Activity-dependent regulation of the subcellular localization of neuronal calcium sensor-1 in the avian cochlear nucleus

Abstract

Neurons in the avian cochlear nucleus, nucleus magnocellularis (NM), are highly sensitive to manipulations of afferent input, and removal of afferent activity through cochlear ablation results in the death of approximately 20-40% of ipsilateral NM neurons. The intracellular cascades that determine whether an individual NM neuron will die or survive are not fully understood. One early event observed in NM following deafferentation is a rapid rise in intracellular calcium concentration. In most cellular systems, the activity of calcium-binding proteins is believed to accommodate calcium influx. The calcium-binding protein, neuronal calcium sensor-1 (NCS-1), is an intracellular neuronal calcium sensor belonging to the EF-hand superfamily. NCS-1 has been implicated in calcium-dependent regulation of signaling cascades. To evaluate NCS-1 action in NM neurons, the localization of NCS-1 protein was examined. Double-label immunofluorescence experiments revealed that NCS-1 expression is evident in both the presynaptic nerve terminal and postsynaptic NM neuron. The postsynaptic expression of NCS-1 typically appears to be closely associated with the cell membrane. This close proximity of NCS-1 to the postsynaptic membrane could allow NCS-1 to function as a modulator of postsynaptic signaling events. Following deafferentation, NM neurons were more likely to show diffuse cytoplasmic NCS-1 labeling. This increase in the number of cells showing diffuse cytoplasmic labeling was observed 12 and 24 h following cochlea ablation, but was not observed 4 days following surgery. This activity-dependent regulation of NCS-1 subcellular localization suggests it may be associated with, or influenced by, processes important for the survival of NM neurons.

Fig. 1

Pre-and Post-synaptic localization of neuronal calcium sensor (NCS)-1. Laser confocal photomicrographs from sections processed for double-label immunofluorescence showing: (A) immunofluorescent labeling for NCS-1 (Cy3/red), (B) immunofluorescent labeling of the presynaptic terminal marker synaptic vesicle protein 2 (SV2) (FITC/green) immunofluorescent labeling, and (C) both channels superimposed. The yellow coloring in the superimposed image is indicative of some co-localization of NCS-1 with the presynaptic marker SV2, which is present in auditory nerve fibers synapsing on NM neurons. As can be seen in both the single channel and the combined image, NCS-1 is also clearly present in postsynaptic nucleus magnocellularis (NM).

Fig. 2

Deafferentation induced change in neuronal calcium sensor (NCS)-1 labeling. (A) Low-power photomicrographs of anti-NCS-1 peroxidase-stained tissue sections showing a “ringing” of nucleus magnocellularis (NM) cell bodies on the intact side of the brain.
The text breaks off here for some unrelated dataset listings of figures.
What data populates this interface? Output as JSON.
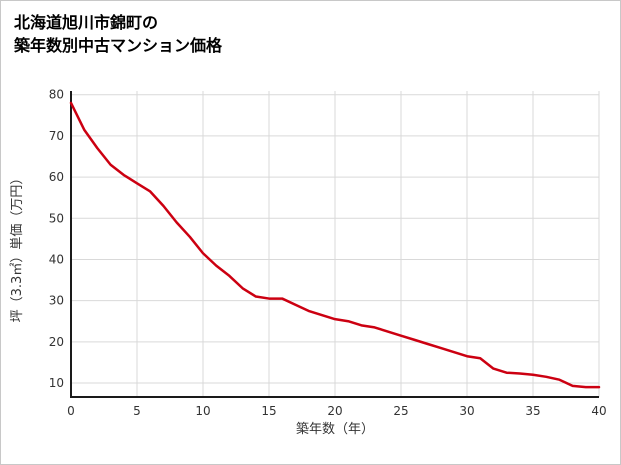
{
  "page": {
    "title_line1": "北海道旭川市錦町の",
    "title_line2": "築年数別中古マンション価格"
  },
  "chart_data": {
    "type": "line",
    "title": "北海道旭川市錦町の築年数別中古マンション価格",
    "xlabel": "築年数（年）",
    "ylabel": "坪（3.3㎡）単価（万円）",
    "x": [
      0,
      1,
      2,
      3,
      4,
      5,
      6,
      7,
      8,
      9,
      10,
      11,
      12,
      13,
      14,
      15,
      16,
      17,
      18,
      19,
      20,
      21,
      22,
      23,
      24,
      25,
      26,
      27,
      28,
      29,
      30,
      31,
      32,
      33,
      34,
      35,
      36,
      37,
      38,
      39,
      40
    ],
    "values": [
      78,
      71.5,
      67,
      63,
      60.5,
      58.5,
      56.5,
      53,
      49,
      45.5,
      41.5,
      38.5,
      36,
      33,
      31,
      30.5,
      30.5,
      29,
      27.5,
      26.5,
      25.5,
      25,
      24,
      23.5,
      22.5,
      21.5,
      20.5,
      19.5,
      18.5,
      17.5,
      16.5,
      16,
      13.5,
      12.5,
      12.3,
      12,
      11.5,
      10.8,
      9.3,
      9,
      9
    ],
    "xlim": [
      0,
      40
    ],
    "ylim": [
      6.6,
      80.9
    ],
    "x_ticks": [
      0,
      5,
      10,
      15,
      20,
      25,
      30,
      35,
      40
    ],
    "y_ticks": [
      10,
      20,
      30,
      40,
      50,
      60,
      70,
      80
    ],
    "grid": true,
    "legend_position": "none",
    "line_color": "#cc0011",
    "grid_color": "#d9d9d9",
    "axis_color": "#1a1a1a"
  }
}
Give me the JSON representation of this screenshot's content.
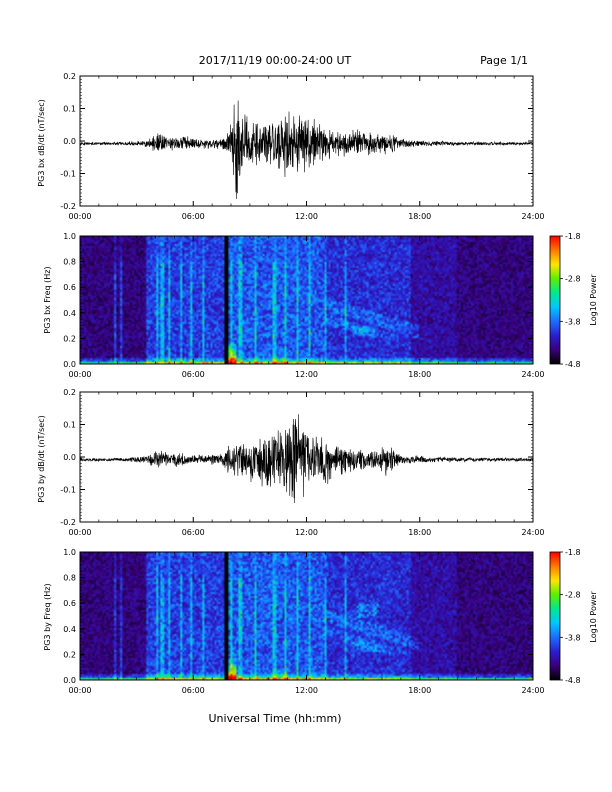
{
  "header": {
    "title": "2017/11/19  00:00-24:00 UT",
    "page": "Page 1/1"
  },
  "footer": {
    "xlabel": "Universal Time (hh:mm)"
  },
  "colors": {
    "spectrogram_scale": [
      "#000000",
      "#3a007a",
      "#2a1fd0",
      "#1f6cff",
      "#00c8ff",
      "#00e890",
      "#5cf000",
      "#ffe600",
      "#ff7a00",
      "#ff0000"
    ]
  },
  "chart_data": [
    {
      "type": "line",
      "ylabel": "PG3 bx dB/dt (nT/sec)",
      "xlim": [
        0,
        24
      ],
      "ylim": [
        -0.2,
        0.2
      ],
      "x_ticks": [
        "00:00",
        "06:00",
        "12:00",
        "18:00",
        "24:00"
      ],
      "y_ticks": [
        "0.2",
        "0.1",
        "0.0",
        "-0.1",
        "-0.2"
      ],
      "envelope": {
        "x_hours": [
          0,
          2,
          3.5,
          4.2,
          4.6,
          5.3,
          6.5,
          7.5,
          8.0,
          8.3,
          8.7,
          9.5,
          10.2,
          10.7,
          11.3,
          11.8,
          12.3,
          13.0,
          14.0,
          15.0,
          15.7,
          16.2,
          17,
          18,
          20,
          22,
          24
        ],
        "amplitude": [
          0.005,
          0.005,
          0.01,
          0.04,
          0.02,
          0.03,
          0.015,
          0.02,
          0.06,
          0.2,
          0.09,
          0.08,
          0.1,
          0.1,
          0.11,
          0.09,
          0.08,
          0.05,
          0.04,
          0.045,
          0.03,
          0.05,
          0.015,
          0.01,
          0.006,
          0.005,
          0.005
        ]
      }
    },
    {
      "type": "heatmap",
      "ylabel": "PG3 bx Freq (Hz)",
      "colorbar_label": "Log10 Power",
      "colorbar_ticks": [
        "-1.8",
        "-2.8",
        "-3.8",
        "-4.8"
      ],
      "clim": [
        -4.8,
        -1.8
      ],
      "xlim": [
        0,
        24
      ],
      "ylim": [
        0.0,
        1.0
      ],
      "x_ticks": [
        "00:00",
        "06:00",
        "12:00",
        "18:00",
        "24:00"
      ],
      "y_ticks": [
        "1.0",
        "0.8",
        "0.6",
        "0.4",
        "0.2",
        "0.0"
      ],
      "data_gap_hour": 7.75
    },
    {
      "type": "line",
      "ylabel": "PG3 by dB/dt (nT/sec)",
      "xlim": [
        0,
        24
      ],
      "ylim": [
        -0.2,
        0.2
      ],
      "x_ticks": [
        "00:00",
        "06:00",
        "12:00",
        "18:00",
        "24:00"
      ],
      "y_ticks": [
        "0.2",
        "0.1",
        "0.0",
        "-0.1",
        "-0.2"
      ],
      "envelope": {
        "x_hours": [
          0,
          2,
          3.5,
          4.2,
          4.6,
          5.3,
          6.5,
          7.5,
          8.0,
          8.5,
          9.2,
          10.0,
          10.5,
          11.0,
          11.5,
          12.0,
          12.5,
          13.0,
          14.0,
          15.0,
          15.7,
          16.2,
          17,
          18,
          20,
          22,
          24
        ],
        "amplitude": [
          0.006,
          0.006,
          0.012,
          0.035,
          0.02,
          0.025,
          0.015,
          0.02,
          0.05,
          0.07,
          0.08,
          0.1,
          0.09,
          0.13,
          0.17,
          0.09,
          0.07,
          0.08,
          0.04,
          0.04,
          0.03,
          0.05,
          0.015,
          0.012,
          0.007,
          0.006,
          0.006
        ]
      }
    },
    {
      "type": "heatmap",
      "ylabel": "PG3 by Freq (Hz)",
      "colorbar_label": "Log10 Power",
      "colorbar_ticks": [
        "-1.8",
        "-2.8",
        "-3.8",
        "-4.8"
      ],
      "clim": [
        -4.8,
        -1.8
      ],
      "xlim": [
        0,
        24
      ],
      "ylim": [
        0.0,
        1.0
      ],
      "x_ticks": [
        "00:00",
        "06:00",
        "12:00",
        "18:00",
        "24:00"
      ],
      "y_ticks": [
        "1.0",
        "0.8",
        "0.6",
        "0.4",
        "0.2",
        "0.0"
      ],
      "data_gap_hour": 7.75
    }
  ]
}
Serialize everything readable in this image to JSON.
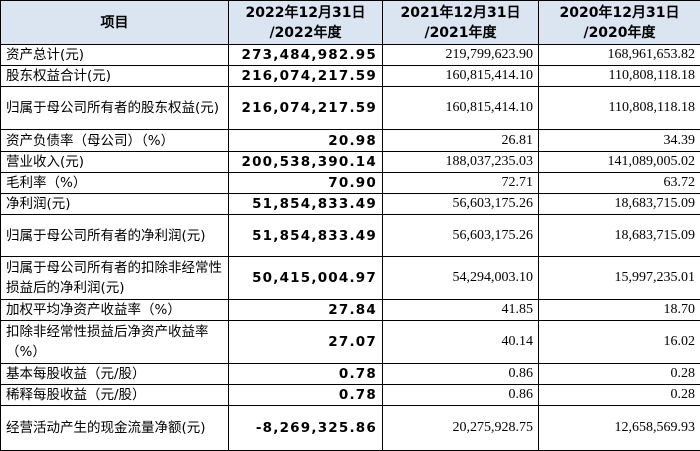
{
  "table": {
    "header": [
      "项目",
      [
        "2022年12月31日",
        "/2022年度"
      ],
      [
        "2021年12月31日",
        "/2021年度"
      ],
      [
        "2020年12月31日",
        "/2020年度"
      ]
    ],
    "rows": [
      [
        "资产总计(元)",
        "273,484,982.95",
        "219,799,623.90",
        "168,961,653.82"
      ],
      [
        "股东权益合计(元)",
        "216,074,217.59",
        "160,815,414.10",
        "110,808,118.18"
      ],
      [
        "归属于母公司所有者的股东权益(元)",
        "216,074,217.59",
        "160,815,414.10",
        "110,808,118.18"
      ],
      [
        "资产负债率（母公司）（%）",
        "20.98",
        "26.81",
        "34.39"
      ],
      [
        "营业收入(元)",
        "200,538,390.14",
        "188,037,235.03",
        "141,089,005.02"
      ],
      [
        "毛利率（%）",
        "70.90",
        "72.71",
        "63.72"
      ],
      [
        "净利润(元)",
        "51,854,833.49",
        "56,603,175.26",
        "18,683,715.09"
      ],
      [
        "归属于母公司所有者的净利润(元)",
        "51,854,833.49",
        "56,603,175.26",
        "18,683,715.09"
      ],
      [
        "归属于母公司所有者的扣除非经常性损益后的净利润(元)",
        "50,415,004.97",
        "54,294,003.10",
        "15,997,235.01"
      ],
      [
        "加权平均净资产收益率（%）",
        "27.84",
        "41.85",
        "18.70"
      ],
      [
        "扣除非经常性损益后净资产收益率（%）",
        "27.07",
        "40.14",
        "16.02"
      ],
      [
        "基本每股收益（元/股）",
        "0.78",
        "0.86",
        "0.28"
      ],
      [
        "稀释每股收益（元/股）",
        "0.78",
        "0.86",
        "0.28"
      ],
      [
        "经营活动产生的现金流量净额(元)",
        "-8,269,325.86",
        "20,275,928.75",
        "12,658,569.93"
      ]
    ]
  }
}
By 24 h following cochlea removal, an increase in the number cells with diffuse cytoplasmic NCS-1 immunolabeling can be observed in deafferented NM neurons when compared with intact NM neurons on the contralateral side of the brainstem. (B) High-power photomicrographs where white arrows point to NCS-1 diffuse labeling in the cytoplasm of deafferented NM neurons, and black arrows point to NCS-1 labeling in close proximity to the membrane.

Fig. 3

Time course of deafferentation-induced change in neuronal calcium sensor (NCS)-1 labeling. A difference between the two sides in the number of nucleus magnocellularis (NM) neurons showing diffuse cytoplasmic labeling is evident by 12 h following cochlea removal; this difference is not evident by 6 h following surgery. The increased labeling in the deafferented NM persists for at least 24 h following cochlea removal (CR), but by 96 h following surgery the difference between sides is no longer evident. Bars = S.E.M. Statistically reliable differences in the number of labeled neurons are only observed at 12, 18 and 24 h following cochlea removal.